Spot-On Chart Proves There Are Fewer and Fewer Ways to Meet People

March 14th 2016

We know empirically that the search for love is an ever-changing game. But it can be hard to picture just how much developments like online dating have changed the game overall.

The chart below, published in a recent BBC article on the changing face of modern romance — and highlighted by the Washington Post's Roberto Ferdman this week — gives us some idea of what those upsets (at least in heterosexual circles) have looked like over the past 70 or so years.

Changing face of datingBBC - bbc.com

The data, from a 2009 study by Stanford sociologist Michael J. Rosenfeld, indicate that many of the tried and true methods of meeting people appear to be fizzling out like so many bad relationships. Connections made through co-workers, friends, college, family friends, neighbors, primary and secondary school, and church were all slumping in 2009. Bars and restaurants, longtime hotbeds for burgeoning relationships, were apparently increasingly popular places for people to meet one another, though the category maintained relative consistency over the past three or four decades.
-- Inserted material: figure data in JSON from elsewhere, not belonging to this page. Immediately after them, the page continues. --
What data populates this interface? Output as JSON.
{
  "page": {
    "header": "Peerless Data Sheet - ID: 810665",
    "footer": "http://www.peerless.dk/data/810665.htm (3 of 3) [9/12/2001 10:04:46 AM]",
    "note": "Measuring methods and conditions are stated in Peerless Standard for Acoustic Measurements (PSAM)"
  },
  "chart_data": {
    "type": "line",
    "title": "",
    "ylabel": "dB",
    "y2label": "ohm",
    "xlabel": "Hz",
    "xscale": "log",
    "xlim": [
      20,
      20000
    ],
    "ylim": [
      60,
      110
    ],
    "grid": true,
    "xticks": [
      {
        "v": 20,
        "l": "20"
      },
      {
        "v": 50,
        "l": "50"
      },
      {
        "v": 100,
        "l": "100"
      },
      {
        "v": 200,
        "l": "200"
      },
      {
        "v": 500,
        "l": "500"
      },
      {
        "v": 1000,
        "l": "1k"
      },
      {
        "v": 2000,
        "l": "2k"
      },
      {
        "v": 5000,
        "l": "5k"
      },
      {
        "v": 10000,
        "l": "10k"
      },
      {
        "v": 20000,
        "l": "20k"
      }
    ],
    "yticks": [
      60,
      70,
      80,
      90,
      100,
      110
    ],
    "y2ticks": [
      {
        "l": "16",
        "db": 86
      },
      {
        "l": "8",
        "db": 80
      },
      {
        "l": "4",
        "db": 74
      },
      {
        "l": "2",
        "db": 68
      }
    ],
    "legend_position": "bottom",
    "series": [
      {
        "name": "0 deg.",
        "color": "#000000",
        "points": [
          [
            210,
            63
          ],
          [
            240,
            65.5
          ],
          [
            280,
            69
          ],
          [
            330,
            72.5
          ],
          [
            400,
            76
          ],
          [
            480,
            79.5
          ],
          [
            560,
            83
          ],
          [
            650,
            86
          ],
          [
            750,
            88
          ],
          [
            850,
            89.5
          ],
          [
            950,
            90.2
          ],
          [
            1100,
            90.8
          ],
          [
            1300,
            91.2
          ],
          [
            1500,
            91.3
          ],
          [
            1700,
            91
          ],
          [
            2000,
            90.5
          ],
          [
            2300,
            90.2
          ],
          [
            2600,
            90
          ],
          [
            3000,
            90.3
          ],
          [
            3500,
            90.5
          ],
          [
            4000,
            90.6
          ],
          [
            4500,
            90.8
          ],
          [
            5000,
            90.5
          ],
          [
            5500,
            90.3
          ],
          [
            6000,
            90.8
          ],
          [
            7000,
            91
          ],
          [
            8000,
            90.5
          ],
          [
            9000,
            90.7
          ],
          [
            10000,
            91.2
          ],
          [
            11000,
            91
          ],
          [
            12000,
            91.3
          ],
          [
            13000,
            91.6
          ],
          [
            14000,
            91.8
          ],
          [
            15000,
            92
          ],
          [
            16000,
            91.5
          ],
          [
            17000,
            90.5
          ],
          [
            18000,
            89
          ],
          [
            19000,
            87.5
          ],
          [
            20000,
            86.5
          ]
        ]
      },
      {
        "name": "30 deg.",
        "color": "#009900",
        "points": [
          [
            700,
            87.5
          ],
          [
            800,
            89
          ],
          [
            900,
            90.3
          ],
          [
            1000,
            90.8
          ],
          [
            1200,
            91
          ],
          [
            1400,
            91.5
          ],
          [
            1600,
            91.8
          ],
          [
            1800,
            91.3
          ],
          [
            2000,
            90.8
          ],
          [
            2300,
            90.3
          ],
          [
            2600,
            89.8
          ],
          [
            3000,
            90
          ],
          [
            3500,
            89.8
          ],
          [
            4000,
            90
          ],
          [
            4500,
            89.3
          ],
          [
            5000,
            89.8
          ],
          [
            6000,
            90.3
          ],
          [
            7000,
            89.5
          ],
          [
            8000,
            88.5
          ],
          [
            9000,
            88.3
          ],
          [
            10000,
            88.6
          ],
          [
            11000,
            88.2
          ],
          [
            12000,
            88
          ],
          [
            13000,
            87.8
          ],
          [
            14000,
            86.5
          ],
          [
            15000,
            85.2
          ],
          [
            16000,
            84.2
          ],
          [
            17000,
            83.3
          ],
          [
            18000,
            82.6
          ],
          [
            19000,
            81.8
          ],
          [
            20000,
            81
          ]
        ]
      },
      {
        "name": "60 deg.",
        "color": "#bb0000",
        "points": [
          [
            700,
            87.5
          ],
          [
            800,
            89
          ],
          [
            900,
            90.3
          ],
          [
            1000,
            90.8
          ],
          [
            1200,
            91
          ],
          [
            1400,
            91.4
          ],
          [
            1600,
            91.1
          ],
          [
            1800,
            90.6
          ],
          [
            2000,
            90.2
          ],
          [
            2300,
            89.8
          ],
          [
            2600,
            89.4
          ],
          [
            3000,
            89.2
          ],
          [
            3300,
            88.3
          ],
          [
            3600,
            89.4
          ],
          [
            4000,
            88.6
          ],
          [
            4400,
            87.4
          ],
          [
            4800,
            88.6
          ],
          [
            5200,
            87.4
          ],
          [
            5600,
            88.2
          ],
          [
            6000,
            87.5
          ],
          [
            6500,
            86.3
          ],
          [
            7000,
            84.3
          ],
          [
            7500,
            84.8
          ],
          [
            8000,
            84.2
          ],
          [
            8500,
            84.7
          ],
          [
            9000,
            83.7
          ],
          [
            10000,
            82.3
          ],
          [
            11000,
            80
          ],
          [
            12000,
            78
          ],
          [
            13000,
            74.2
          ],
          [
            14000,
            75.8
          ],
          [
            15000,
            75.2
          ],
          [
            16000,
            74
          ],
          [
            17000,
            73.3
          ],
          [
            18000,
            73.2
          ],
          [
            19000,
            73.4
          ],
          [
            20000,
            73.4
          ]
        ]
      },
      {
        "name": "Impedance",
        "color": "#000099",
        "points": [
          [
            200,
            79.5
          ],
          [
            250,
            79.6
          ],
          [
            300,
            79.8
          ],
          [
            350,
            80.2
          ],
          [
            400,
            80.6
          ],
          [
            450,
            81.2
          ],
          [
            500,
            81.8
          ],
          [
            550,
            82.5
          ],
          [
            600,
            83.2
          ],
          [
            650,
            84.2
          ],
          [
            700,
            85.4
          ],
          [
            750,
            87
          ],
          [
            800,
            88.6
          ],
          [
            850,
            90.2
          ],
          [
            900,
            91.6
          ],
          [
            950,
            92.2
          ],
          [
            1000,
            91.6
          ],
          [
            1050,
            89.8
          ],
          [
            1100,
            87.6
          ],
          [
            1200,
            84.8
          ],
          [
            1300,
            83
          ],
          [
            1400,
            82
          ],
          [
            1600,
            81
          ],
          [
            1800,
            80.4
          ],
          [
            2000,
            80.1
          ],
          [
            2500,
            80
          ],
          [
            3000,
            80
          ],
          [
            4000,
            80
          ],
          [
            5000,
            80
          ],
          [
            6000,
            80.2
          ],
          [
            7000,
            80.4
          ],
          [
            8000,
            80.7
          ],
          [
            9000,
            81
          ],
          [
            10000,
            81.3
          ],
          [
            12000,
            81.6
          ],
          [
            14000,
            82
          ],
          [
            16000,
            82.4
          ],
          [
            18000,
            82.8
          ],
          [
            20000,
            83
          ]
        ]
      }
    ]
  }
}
Not surprisingly, online dating — once an albatross among minglers — saw a sharp increase. And while traditional avenues of meeting people were already on a downward slope, it's likely that the rise of the internet and technology — and the convenience they introduce — only cemented that trajectory. After all, who wants to stumble over words with a stranger when you can swipe away from your bed?

"As a more efficient market, the internet tends to displace other markets for partners," Rosenfeld wrote in a 2012 paper.

The chart indicates that there are increasingly fewer avenues to meet romantic partners. Still, as some on Twitter pointed out in response to the Ferdman's Post article ("There are only three ways to meet anyone anymore"), the chart also proves dating isn't relegated to just a few categories.

Still, the data's downward trends are noteworthy, and the percentage gap between people who said they met each other through coworkers and those who met online is significant. What's more, those gaps have likely grown more vast since 2009. In 2013, for example, just 10 percent of 18 to 24-year-olds reported using online or mobile apps. Two years later, that number had roughly tripled, a Pew survey published in February found.

It's not yet clear how online dating affects the stability or longevity of relationships (though some research has suggested that it isn't a boon). But an important caveat running through all of this is that "online," the method of meeting people most vigorously on the rise, is not necessarily a narrow field — something Rosenfeld is careful to note.

"While it is true that the internet has made communications within existing social networks more efficient (as did the telephone), the internet also has dramatically improved the efficiency of searching for and finding new people outside of one’s preexisting social network, which the telephone never did."